• U.S.

Brazil: Night of Glory

4 minute read
TIME

Some of the world’s most spectacular slums smudge the green mountainsides above Rio’s crescent beaches, mosaic sidewalks and balconied hotels. Cariocas call them favelas, and there are 251 such slums in Rio with a population of 900,000. All year long the favelas are the city’s blight; cops venture through some of them in cautious pairs by day, clear out altogether at night. But one night a year—the second night of pre-Lenten Carnival—the poverty-ridden, hungry world of shacks brings Rio a matchless show of gaudy costumes, music, dancing and gaiety unrestrained.

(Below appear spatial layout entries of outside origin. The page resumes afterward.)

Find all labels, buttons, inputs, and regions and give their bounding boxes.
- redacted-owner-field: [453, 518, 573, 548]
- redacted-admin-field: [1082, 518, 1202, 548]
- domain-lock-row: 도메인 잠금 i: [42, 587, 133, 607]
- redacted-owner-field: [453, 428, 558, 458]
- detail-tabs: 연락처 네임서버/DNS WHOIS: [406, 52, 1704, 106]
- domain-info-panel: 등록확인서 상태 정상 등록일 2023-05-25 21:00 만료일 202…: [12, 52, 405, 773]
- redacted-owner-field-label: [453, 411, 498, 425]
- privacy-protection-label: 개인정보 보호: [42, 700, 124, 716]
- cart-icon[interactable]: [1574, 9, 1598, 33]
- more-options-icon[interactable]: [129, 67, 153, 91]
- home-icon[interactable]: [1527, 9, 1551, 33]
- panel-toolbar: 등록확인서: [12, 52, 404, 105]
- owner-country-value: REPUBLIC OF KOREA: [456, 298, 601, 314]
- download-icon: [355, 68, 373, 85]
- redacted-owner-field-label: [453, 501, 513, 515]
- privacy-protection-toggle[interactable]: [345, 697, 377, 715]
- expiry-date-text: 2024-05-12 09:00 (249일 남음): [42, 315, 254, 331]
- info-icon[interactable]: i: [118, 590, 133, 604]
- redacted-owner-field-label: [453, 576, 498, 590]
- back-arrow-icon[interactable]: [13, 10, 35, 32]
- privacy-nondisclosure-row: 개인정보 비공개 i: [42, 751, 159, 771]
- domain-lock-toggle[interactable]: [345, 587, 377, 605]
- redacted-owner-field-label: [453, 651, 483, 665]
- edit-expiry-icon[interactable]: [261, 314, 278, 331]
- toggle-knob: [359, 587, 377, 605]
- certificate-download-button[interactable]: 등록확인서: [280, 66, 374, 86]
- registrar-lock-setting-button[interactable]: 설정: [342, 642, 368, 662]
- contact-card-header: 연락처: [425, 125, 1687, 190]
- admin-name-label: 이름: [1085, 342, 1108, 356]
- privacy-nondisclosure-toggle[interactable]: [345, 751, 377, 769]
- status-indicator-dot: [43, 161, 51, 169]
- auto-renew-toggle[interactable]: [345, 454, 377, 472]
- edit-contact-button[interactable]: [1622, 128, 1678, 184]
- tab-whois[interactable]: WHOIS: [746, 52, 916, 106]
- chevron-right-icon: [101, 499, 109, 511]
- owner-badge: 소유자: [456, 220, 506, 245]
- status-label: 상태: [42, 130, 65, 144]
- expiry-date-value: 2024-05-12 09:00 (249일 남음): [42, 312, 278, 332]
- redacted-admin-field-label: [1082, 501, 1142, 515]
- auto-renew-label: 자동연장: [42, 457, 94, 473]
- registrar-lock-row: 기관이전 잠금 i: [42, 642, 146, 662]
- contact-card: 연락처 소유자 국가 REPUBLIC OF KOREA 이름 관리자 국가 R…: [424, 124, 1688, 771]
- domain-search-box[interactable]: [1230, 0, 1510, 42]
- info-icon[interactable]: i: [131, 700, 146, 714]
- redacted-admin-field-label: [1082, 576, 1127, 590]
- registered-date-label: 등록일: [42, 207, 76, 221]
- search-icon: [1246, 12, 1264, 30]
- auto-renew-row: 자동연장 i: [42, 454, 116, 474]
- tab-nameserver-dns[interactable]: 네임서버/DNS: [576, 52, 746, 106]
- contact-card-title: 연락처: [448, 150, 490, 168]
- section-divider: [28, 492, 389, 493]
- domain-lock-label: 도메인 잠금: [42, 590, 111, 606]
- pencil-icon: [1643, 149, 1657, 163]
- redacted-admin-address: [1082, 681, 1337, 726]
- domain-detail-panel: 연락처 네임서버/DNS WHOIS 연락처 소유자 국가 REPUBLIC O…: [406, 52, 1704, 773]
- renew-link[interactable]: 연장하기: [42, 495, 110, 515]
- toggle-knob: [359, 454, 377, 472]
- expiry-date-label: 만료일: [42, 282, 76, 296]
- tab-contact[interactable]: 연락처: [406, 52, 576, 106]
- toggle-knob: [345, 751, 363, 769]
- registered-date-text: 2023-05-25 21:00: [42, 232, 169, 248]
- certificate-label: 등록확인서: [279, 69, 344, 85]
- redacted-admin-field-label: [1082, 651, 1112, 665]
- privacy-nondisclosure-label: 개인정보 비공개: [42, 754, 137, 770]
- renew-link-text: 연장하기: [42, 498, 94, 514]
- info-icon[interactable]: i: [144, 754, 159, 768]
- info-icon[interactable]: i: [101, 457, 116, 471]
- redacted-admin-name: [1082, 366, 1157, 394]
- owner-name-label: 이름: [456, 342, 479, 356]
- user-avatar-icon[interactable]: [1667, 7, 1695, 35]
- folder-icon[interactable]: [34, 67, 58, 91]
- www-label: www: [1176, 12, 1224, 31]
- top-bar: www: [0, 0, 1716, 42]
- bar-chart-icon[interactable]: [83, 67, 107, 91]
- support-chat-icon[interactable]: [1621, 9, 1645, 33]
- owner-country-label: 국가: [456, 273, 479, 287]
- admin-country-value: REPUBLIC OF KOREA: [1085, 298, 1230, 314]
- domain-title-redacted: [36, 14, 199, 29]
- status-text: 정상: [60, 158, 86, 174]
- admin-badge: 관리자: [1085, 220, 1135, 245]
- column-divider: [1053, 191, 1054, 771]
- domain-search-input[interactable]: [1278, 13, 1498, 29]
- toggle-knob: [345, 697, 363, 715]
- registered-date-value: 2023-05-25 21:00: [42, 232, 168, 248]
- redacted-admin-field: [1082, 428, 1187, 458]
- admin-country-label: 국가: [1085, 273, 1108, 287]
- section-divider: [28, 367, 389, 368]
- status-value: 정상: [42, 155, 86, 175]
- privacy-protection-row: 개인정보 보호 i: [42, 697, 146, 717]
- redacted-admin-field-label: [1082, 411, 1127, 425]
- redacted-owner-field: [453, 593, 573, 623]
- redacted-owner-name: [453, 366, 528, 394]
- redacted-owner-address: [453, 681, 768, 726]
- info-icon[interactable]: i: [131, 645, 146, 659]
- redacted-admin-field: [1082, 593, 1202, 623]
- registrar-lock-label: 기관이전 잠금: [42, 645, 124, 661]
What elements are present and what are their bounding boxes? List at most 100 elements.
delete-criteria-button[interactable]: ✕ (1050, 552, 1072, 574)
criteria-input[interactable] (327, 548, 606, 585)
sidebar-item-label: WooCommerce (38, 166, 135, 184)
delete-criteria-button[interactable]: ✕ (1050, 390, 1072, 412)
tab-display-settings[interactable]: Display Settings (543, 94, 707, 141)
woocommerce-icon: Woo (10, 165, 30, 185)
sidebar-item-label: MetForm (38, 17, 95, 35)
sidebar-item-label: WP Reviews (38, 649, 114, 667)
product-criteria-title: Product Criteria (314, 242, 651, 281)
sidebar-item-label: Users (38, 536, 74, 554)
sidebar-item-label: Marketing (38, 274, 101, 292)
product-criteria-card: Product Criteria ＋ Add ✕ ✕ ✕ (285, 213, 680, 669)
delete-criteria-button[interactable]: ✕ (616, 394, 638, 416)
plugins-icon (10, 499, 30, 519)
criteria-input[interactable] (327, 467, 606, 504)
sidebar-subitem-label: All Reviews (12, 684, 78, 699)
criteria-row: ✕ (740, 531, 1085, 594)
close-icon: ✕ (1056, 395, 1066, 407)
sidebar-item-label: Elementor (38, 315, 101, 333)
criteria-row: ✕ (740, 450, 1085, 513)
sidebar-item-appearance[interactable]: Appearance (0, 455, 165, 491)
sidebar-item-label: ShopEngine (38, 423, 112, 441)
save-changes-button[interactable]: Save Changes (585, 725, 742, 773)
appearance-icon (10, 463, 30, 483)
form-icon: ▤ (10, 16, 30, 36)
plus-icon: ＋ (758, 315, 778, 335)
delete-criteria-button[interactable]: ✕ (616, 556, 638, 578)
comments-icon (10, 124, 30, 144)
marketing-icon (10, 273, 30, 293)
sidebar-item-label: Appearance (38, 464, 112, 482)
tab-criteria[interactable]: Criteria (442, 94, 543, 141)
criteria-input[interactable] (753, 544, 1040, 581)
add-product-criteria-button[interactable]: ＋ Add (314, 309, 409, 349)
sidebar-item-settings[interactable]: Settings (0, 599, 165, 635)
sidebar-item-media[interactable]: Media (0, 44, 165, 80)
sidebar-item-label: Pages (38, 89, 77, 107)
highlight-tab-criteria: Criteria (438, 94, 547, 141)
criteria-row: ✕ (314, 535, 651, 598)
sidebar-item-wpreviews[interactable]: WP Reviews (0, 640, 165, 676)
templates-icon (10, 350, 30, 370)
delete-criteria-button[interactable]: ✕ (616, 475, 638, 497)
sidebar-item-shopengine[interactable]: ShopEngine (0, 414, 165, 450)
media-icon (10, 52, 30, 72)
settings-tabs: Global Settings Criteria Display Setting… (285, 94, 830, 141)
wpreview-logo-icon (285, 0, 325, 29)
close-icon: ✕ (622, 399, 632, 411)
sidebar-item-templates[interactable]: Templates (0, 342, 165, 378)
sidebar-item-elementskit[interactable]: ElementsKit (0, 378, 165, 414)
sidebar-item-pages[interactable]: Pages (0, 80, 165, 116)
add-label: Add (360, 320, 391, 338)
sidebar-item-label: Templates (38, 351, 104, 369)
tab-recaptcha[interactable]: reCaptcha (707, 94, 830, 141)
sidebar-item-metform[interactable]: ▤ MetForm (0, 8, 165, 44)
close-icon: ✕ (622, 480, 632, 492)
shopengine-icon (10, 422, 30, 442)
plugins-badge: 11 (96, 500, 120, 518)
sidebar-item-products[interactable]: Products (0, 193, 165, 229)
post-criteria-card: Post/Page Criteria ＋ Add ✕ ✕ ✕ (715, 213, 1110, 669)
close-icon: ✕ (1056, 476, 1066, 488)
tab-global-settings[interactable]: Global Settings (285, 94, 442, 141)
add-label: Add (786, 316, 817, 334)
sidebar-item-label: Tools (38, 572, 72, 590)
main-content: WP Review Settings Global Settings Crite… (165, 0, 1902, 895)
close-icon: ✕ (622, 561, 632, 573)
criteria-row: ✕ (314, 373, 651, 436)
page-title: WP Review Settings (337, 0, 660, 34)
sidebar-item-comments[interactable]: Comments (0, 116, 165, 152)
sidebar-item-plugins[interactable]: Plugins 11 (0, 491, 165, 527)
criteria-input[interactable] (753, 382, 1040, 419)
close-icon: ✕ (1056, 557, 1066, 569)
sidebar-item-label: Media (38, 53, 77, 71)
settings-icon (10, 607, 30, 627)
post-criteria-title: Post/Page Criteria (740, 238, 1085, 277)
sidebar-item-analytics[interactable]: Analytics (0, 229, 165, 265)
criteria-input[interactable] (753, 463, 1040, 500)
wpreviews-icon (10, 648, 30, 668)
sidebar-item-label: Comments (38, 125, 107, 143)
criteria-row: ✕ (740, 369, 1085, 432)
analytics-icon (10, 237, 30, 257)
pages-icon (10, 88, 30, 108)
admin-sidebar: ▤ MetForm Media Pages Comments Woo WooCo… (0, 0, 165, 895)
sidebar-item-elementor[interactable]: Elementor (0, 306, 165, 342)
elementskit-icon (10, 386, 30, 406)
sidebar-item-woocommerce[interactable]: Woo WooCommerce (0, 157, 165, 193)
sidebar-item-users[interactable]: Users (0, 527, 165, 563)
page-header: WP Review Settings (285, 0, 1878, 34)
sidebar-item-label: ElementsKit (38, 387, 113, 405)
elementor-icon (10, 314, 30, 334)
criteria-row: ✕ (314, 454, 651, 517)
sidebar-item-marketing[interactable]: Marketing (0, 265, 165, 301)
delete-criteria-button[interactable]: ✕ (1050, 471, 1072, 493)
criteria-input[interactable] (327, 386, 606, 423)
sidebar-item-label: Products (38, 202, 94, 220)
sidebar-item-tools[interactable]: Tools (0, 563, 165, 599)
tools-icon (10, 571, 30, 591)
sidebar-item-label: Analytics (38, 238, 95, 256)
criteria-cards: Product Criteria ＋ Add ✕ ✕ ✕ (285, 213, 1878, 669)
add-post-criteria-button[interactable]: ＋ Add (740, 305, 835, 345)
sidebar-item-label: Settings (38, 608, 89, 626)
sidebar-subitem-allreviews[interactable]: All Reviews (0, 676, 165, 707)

Satins & Silks. This week the night of glory rolls around again. And up on the hillsides, no one is better prepared than the 12,000 glory-minded people in the Salgueiro favela on the city’s industrial north side. Salgueiro’s samba club started planning early. Those who could read pored over history books at the national library to find a theme; sewing machines whirred through billows of satins and silks, artisans hammered away on floats, musicians thrummed their drums, and thousands of lively feet ran through dance routines over and over again.

Salgueiro’s theme this year is the tale of Dom João Fernandes de Oliveira, a Portuguese nobleman who arrived in Brazil in 1761 with a royal deed to Brazil’s richest diamond mine, Tijuco, in the landlocked interior state of Minas Gerais. To Dom João’s castle, Brazil’s most aristocratic mothers brought their loveliest daughters. But Dom João spurned them all for a Negro slave girl named Chica da Silva. Dom João fell madly in love, bought Chica and installed her as head of his household.

Whatever Chica wanted, Chica got. Her husband built her a palace with gilded rooms, turrets and landscaped gardens. At parties, she made her entrance down a marble staircase while small boys scattered flowers in her path. When she wanted to go sailing, Dom João built a sea-sized private lake, ordered a sailing ship from Portugal and had it hauled from Rio to Tijuco by horse and slave.

Salute & Make Way. As the citizens of Salgueiro worked it out for this week’s show, the story of Chica starts with six dancers dressed as colonial gentlemen, prancing down the street bearing a banner: “The Académicos of Salgueiro salute the people and the press and ask to make way to present the 1963 Carnival with their theme, Chica da Silva.” Then come 20 men carrying gold-headed canes, wearing silk suits, suede shoes and derby hats. Behind them appear six groups of dancers, twirling, singing and high-stepping in gold buckles, white knee stockings and wigs. The first flag bearer, an exotically dressed mulatto girl, follows with a male partner who sambas in circles and does backbends as the girl gyrates around him, always keeping Salgueiro’s red-and-white colors high.

Chica da Silva herself is next, in $2,500 worth of red-and-white silk petticoats topped with a skirt embroidered with white feathers, lace, seed pearls and semiprecious stones. She wears a 3-ft. white wig, à la Marie Antoinette, and her satin train is 12 ft. long. The floats roll by—a replica of Chica’s sailing ship, a group of miners pouring money and gems into Dom João’s open hands—plus a second flag-bearer team, more dancers, and the percussion band. Around the whole 2,300-member group is a thick hemp rope carried by costumed men who keep the cheering sidewalk crowds at bay.

Salgueiro’s extravaganza costs something like $140,000, more than a month’s wages contributed by each member of the samba club. The money comes from savings, from stickups, from the world’s oldest profession, from pay-as-you-guzzle drinking parties. But everyone contributes, and everyone wants to dance. Says Salgueiro’s Carnival Director Joaquim Casemiro, known to his fellows as “Droopy Drawers”: “I direct them only with a whistle. I don’t need a gun or a knife. I’ve never had to shoot anyone yet in Salgueiro to get them to dance.”